Apolipoprotein CII Amyloidosis Associated With p.Lys41Thr Mutation

Abstract

Introduction: Apolipoprotein CII amyloidosis (AApoCII) is a rare form of amyloidosis. Here, we report a novel mutation associated with AApoCII amyloidosis in 5 patients and describe their clinical, renal biopsy, and mass spectrometry findings.

Methods: Five patients with renal AApoCII p.Lys41Thr amyloidosis were identified from our amyloid mass spectrometry cohort. Clinical features, kidney biopsy, and mass spectrometry findings were analyzed in this rare type of amyloidosis.

Results: The patients were older adults (mean age of 71.6 years at diagnosis), presented with nephrotic-range proteinuria, and often had declining renal function. All renal biopsy specimens showed massive mesangial nodules composed of weakly eosinophilic, periodic acid-Schiff negative, Congo red-positive amyloid deposits. There were no interstitial, vascular, or medullary deposits. In all cases, immunofluorescence studies were negative for Igs and electron microscopy showed amyloid fibrils. Proteomic analysis of Congo red-positive amyloid deposits detected large amounts of apolipoprotein CII (APOC2) protein. We also detected APOC2 p.Lys41Thr mutant protein in amyloid deposits of all patients. DNA sequencing in 1 patient confirmed the presence of the mutation. Both mutant and wild-type forms of APOC2 were detected in amyloid deposits of all patients. Molecular dynamic simulations showed the variant mediating a collapse of the native structure of APOC2, thereby destabilizing the protein.

Conclusion: We propose that AApoCII p.Lys41Thr amyloidosis is a new form of amyloidosis seen in elderly individuals, histologically exhibiting massive glomerular involvement, leading to nephrotic-range proteinuria and progressive chronic kidney disease.

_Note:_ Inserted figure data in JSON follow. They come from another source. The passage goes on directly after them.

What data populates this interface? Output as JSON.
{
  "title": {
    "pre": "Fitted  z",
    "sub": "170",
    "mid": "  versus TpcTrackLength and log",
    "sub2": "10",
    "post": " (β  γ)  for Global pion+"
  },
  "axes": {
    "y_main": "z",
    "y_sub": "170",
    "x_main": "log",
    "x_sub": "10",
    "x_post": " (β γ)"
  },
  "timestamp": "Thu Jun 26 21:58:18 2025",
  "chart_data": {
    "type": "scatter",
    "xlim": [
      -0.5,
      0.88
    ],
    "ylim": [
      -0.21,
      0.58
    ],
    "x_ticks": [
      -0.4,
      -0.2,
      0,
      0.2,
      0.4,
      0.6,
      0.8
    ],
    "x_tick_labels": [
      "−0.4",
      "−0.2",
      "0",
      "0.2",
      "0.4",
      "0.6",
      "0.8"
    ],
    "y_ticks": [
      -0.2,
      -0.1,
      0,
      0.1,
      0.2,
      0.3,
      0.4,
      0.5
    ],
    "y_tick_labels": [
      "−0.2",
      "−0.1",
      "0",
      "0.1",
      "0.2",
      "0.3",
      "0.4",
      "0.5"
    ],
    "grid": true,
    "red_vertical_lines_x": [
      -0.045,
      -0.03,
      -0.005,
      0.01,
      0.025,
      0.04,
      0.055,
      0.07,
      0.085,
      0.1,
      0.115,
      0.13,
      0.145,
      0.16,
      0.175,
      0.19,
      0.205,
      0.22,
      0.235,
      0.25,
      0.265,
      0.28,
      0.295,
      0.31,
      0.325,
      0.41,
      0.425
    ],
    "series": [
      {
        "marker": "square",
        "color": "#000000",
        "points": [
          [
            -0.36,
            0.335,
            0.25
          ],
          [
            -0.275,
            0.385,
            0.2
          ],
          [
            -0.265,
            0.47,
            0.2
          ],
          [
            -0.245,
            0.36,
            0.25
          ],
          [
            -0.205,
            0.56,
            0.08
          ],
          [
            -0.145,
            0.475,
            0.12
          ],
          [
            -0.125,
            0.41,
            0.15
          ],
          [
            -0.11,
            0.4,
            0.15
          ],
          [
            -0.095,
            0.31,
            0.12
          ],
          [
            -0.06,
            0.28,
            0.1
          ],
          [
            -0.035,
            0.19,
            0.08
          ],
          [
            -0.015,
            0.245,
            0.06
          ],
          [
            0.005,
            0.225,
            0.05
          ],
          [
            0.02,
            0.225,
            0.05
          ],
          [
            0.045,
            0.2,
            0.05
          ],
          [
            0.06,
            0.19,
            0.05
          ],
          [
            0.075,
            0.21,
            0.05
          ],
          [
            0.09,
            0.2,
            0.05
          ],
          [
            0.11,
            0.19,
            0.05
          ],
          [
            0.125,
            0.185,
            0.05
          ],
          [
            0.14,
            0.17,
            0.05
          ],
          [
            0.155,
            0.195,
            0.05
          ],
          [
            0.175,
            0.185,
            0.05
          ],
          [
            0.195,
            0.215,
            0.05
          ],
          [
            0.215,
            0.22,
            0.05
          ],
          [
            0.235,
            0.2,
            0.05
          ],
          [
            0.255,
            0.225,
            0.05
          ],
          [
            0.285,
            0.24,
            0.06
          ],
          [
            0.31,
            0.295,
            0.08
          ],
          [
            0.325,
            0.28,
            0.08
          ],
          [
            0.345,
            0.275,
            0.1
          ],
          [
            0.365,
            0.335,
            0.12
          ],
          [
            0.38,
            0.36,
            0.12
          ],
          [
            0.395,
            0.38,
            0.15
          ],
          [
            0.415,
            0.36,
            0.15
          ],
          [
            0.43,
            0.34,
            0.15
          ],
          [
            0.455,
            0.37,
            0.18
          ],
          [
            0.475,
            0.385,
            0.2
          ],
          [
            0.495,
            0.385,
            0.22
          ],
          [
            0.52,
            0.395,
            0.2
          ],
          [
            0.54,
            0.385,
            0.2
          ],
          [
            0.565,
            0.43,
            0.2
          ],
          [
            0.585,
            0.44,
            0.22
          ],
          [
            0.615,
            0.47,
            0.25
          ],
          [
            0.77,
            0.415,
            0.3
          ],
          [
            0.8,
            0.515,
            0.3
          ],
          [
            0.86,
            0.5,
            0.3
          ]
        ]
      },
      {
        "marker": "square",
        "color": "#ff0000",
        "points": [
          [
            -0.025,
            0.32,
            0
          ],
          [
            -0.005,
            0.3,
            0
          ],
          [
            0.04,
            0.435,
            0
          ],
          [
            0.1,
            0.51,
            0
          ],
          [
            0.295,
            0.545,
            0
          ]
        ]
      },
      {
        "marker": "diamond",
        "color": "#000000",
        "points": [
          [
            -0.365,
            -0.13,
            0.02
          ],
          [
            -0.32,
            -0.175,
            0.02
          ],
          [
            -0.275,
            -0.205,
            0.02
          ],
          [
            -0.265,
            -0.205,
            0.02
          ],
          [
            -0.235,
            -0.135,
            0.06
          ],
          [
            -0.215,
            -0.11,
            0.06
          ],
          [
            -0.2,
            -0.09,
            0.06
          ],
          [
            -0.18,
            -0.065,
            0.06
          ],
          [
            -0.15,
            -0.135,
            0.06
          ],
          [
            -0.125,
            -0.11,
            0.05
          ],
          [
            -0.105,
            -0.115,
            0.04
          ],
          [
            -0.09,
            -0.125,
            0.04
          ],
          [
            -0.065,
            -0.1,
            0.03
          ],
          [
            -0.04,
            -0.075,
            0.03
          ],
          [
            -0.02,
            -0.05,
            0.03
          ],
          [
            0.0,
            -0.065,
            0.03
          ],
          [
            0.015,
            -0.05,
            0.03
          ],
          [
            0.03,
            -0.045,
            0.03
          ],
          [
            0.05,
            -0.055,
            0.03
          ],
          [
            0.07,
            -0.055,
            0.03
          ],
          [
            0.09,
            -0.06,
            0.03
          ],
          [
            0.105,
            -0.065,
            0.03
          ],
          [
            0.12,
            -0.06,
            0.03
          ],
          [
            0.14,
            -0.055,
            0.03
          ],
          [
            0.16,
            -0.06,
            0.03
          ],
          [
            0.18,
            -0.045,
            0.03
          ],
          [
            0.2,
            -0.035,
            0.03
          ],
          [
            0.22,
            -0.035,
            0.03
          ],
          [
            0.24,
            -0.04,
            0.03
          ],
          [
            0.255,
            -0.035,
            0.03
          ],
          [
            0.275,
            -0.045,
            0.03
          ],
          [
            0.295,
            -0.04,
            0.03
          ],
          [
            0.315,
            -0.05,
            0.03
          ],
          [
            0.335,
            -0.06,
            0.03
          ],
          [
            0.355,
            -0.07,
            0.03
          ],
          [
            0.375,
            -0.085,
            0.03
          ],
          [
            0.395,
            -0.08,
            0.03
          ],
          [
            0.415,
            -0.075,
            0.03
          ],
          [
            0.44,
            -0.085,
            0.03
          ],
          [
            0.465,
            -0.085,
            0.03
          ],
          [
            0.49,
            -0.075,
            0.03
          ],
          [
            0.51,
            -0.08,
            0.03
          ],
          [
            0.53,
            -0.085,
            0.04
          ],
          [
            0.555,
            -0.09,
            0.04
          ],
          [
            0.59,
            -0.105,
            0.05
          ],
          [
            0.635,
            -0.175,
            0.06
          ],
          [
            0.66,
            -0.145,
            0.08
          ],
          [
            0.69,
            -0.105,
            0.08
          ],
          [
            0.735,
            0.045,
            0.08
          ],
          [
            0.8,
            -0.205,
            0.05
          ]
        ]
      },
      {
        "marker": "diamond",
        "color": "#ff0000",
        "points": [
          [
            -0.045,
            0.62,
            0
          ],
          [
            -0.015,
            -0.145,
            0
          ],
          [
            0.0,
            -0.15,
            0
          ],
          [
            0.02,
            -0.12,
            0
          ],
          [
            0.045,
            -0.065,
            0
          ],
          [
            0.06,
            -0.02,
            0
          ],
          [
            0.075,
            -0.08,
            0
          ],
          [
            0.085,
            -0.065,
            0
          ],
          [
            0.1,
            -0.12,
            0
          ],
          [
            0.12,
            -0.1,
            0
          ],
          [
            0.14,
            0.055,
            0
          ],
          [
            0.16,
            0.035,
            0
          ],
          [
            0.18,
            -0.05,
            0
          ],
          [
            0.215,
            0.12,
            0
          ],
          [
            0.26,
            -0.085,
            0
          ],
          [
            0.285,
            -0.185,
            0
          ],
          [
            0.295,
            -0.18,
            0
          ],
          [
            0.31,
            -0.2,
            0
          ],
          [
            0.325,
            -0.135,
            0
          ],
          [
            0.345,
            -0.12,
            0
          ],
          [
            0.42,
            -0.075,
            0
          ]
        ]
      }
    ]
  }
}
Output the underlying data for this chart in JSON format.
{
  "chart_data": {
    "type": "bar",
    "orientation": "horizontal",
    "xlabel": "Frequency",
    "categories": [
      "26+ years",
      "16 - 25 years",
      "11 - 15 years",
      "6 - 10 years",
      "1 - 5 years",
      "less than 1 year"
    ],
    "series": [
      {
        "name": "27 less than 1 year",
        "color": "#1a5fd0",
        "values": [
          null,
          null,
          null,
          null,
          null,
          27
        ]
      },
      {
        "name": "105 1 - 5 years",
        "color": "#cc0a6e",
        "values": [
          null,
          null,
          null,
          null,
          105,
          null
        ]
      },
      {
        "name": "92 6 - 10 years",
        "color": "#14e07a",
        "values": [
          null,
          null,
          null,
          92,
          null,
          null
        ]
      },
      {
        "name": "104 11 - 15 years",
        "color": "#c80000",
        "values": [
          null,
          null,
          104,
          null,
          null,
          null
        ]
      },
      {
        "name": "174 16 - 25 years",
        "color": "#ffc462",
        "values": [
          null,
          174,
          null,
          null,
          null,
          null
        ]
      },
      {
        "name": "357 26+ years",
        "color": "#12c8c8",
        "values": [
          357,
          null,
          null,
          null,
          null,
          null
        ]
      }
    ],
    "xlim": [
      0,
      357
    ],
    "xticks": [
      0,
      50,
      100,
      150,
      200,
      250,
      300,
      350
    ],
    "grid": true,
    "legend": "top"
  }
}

Keywords: amyloidosis; apolipoprotein CII; kidney; mutation; p.Lys41Thr; proteomics.

Figure 1

Kidney biopsy findings. Light microscopy shows large acellular mesangial nodules that are periodic acid−Schiff stain negative and Congo red–positive. In some glomeruli, the large mesangial nodules may involve the glomerulus only segmentally. In addition, in some biopsy specimens, the Congo red stain is only weakly positive. The column on the right pertains to the Congo red stain. The column on the left pertains to hematoxylin and eosin except (a), which is a periodic acid−Schiff stain. Each row represents 1 patient: (a,b) patient 1; (c,d) patient 2; (e,f) patient 3; (g,h) patient 4; and (i,j) patient 5. Original magnification for all ×40, except for (a) and (i) (×20) and d (×10).

Figure 2

Proteomic identification of APOC2 Lys41Thr in glomerular amyloid deposits. Congo red−positive glomeruli were microdissected and analyzed using liquid chromatography with mass spectrometry (LC-MS/MS), as described in the Methods. (a) Protein identification report consisting of representative dissections from all 5 cases is shown. Numbers in green boxes represent number of MS/MS matches to the respective protein. Universal amyloid tissue marker proteins (apolipoprotein E [APOE], APOA4, and serum amyloid protein [SAP]) are shown in gold stars. Type-specific marker (APOC2) is shown in the blue star. (b) Sequence coverage map of wild-type APOC2, from the patient 1 specimen, showing that the entire protein is deposited. Amino acids highlighted in bold letters over yellow background were detected in the deposit. The first 22 amino acids correspond to the signal peptide. (c) MS/MS spectrum corresponding to the APOC2 p.Lys41Thr mutant peptide is shown. Blue arrow shows the location of the mutation in the detected peptide. (d) Peptides corresponding to both mutant and wild-type forms of APOC2 were detected in the deposit. Distribution of normalized MS/MS matches to the corresponding APOC2 forms are shown.

Figure 3

Sanger sequencing to detect ApoCII variant. Sanger sequencing of blood DNA in patient 1 shows heterozygous APOC2 variant c.122A>C (p.Lys41Thr). The control sequence is shown for comparison.

Figure 4

Molecular dynamics (MD) simulation of APOC2 p.Lys41Thr. (a) Variant p.Lys41Thr was located in the third helix (H1) in the APOC2 native structure, whereas the previously known amyloidogenic variant p.Gly69Val was located in the second α-helix (H2). (b) Molecular dynamics simulations were performed for both variants, and radius of gyration (Rg) was monitored during simulations (Rg is a measure of the protein’s compactness). Furthermore, stable proteins have a narrower Rg in MD simulations when compared to unstable proteins. Distribution of Rg observed for wild-type (WT), K41T, and E69V variants. Like E69V, the new K41T was associated with a collapse of the protein, as indicated by significantly lower Rg measures. K41T folding, like that of E69V, is also more unstable than in WT, as indicated by a wider Rg distribution.